How to Pick Your Next Expansion Path in 30 Minutes: A Fast Scoring Rubric

Most expansion debates are loud opinions in a meeting. You can do better with a 30-minute scorecard.

Thesis: A lightweight rubric forces clarity on customer, advantage, and cost—before you commit a quarter.

Step 1: List 3 candidates (not 20)

Pick three expansion candidates maximum. If you can’t narrow to three, you’re not ready to decide.

Step 2: Score on 6 dimensions

Score each 1–5:

  1. Pain intensity (how urgent/expensive is the problem?)
  2. Frequency (how often does it occur?)
  3. Unfair advantage (data, workflow embedding, distribution, brand)
  4. Build complexity (lower is better)
  5. GTM fit (same buyer/channel?)
  6. Strategic defensibility (does it strengthen moats?)

Then add a “risk note” for the biggest unknown.

Step 3: Force the wedge

For the top two, write the first shippable wedge in one sentence:

“For [ICP], when they [moment], we will [do X] so they can [outcome], measured by [metric].”

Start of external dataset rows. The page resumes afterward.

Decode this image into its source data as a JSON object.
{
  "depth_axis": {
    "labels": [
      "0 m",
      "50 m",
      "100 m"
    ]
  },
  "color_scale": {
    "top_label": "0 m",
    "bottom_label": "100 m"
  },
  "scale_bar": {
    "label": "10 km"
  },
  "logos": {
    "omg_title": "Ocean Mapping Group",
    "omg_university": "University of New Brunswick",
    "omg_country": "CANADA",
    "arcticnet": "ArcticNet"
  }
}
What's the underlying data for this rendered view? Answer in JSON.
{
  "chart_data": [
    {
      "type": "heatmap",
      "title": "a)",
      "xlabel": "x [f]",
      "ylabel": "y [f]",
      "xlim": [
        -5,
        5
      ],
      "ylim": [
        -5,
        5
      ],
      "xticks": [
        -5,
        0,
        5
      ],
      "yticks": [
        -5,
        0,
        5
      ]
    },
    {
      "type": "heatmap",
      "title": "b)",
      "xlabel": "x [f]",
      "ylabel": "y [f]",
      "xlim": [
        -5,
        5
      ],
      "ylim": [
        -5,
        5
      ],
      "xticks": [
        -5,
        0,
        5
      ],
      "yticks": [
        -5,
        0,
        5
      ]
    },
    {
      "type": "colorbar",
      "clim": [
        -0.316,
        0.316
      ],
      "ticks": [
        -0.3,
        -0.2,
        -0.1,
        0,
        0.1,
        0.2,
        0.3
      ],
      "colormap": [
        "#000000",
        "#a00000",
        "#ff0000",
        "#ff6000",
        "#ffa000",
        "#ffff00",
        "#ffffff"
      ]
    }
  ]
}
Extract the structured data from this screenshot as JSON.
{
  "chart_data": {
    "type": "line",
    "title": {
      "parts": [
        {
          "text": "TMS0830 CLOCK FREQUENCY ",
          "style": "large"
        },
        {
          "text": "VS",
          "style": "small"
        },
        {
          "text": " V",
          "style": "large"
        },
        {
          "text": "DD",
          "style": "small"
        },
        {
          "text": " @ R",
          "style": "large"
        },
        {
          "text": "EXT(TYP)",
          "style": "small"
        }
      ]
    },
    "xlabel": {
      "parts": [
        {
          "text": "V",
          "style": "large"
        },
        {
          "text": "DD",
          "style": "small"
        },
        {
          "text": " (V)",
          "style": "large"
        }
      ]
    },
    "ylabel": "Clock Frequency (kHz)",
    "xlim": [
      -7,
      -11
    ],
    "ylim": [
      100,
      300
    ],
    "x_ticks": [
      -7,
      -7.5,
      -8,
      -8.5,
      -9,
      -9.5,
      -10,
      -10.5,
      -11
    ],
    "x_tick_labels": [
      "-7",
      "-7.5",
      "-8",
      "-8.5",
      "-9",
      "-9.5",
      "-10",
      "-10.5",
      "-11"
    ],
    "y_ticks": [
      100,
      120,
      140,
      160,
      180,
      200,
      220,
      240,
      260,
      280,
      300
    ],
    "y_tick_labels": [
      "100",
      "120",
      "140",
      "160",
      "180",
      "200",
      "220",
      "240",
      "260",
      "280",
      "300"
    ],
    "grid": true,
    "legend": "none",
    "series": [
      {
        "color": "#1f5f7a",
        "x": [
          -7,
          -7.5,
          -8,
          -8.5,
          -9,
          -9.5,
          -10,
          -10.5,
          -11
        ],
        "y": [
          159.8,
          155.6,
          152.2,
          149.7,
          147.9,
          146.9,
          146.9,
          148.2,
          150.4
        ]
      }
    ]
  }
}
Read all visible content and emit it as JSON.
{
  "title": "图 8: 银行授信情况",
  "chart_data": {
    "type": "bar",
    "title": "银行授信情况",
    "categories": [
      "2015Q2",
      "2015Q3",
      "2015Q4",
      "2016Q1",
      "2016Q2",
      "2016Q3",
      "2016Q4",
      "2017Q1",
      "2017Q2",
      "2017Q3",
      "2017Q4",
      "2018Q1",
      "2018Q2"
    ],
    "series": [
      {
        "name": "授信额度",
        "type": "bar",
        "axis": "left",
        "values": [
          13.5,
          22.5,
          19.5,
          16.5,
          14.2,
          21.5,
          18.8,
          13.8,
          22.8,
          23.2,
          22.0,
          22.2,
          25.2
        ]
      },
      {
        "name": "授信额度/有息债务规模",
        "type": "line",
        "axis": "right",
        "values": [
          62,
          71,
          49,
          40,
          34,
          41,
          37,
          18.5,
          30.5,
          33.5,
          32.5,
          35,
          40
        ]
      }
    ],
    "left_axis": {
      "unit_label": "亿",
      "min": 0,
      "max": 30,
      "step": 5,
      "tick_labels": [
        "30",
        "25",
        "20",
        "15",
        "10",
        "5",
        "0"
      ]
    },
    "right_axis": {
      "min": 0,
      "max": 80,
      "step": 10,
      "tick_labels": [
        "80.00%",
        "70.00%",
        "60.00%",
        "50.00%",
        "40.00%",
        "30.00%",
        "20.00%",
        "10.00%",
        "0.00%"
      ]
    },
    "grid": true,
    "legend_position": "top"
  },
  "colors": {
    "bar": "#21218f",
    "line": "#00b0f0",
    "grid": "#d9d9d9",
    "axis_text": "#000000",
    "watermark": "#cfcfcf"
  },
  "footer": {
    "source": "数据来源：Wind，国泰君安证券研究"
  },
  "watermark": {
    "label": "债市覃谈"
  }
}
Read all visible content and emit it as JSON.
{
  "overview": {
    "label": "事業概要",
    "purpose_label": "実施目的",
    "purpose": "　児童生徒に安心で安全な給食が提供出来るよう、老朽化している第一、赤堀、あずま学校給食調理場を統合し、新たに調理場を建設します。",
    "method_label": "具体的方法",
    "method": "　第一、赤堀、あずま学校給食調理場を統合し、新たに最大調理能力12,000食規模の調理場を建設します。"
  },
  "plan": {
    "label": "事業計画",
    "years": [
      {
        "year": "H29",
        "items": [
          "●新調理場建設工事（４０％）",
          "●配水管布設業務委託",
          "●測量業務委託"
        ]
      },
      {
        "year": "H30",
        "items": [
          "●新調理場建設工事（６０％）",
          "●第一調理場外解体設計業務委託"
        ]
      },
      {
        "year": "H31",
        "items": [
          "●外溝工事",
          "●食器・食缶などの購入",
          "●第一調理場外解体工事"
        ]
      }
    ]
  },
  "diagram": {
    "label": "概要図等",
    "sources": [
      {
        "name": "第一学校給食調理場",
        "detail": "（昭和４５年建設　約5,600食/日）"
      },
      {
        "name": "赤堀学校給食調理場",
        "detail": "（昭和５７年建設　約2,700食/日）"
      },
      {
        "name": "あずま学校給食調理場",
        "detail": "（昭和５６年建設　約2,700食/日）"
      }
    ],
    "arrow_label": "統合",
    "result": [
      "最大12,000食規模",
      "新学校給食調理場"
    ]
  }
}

Step 4: Define kill criteria

Write two kill criteria:

  • If we can’t reach X adoption in Y weeks, stop.
  • If we can’t demonstrate WTP / ROI signal by Z, stop.

Common scoring mistakes

  • Overweighting “strategic” and underweighting “GTM fit.”
  • Underestimating support/implementation cost.
  • Not separating core capability build from edge cases.

Key takeaways

  • Limit to 3 candidates; force tradeoffs.
  • Score on pain, frequency, advantage, build, GTM fit, and defensibility.
  • Write the wedge as a single sentence before planning the roadmap.
  • Kill criteria prevents zombie expansion bets.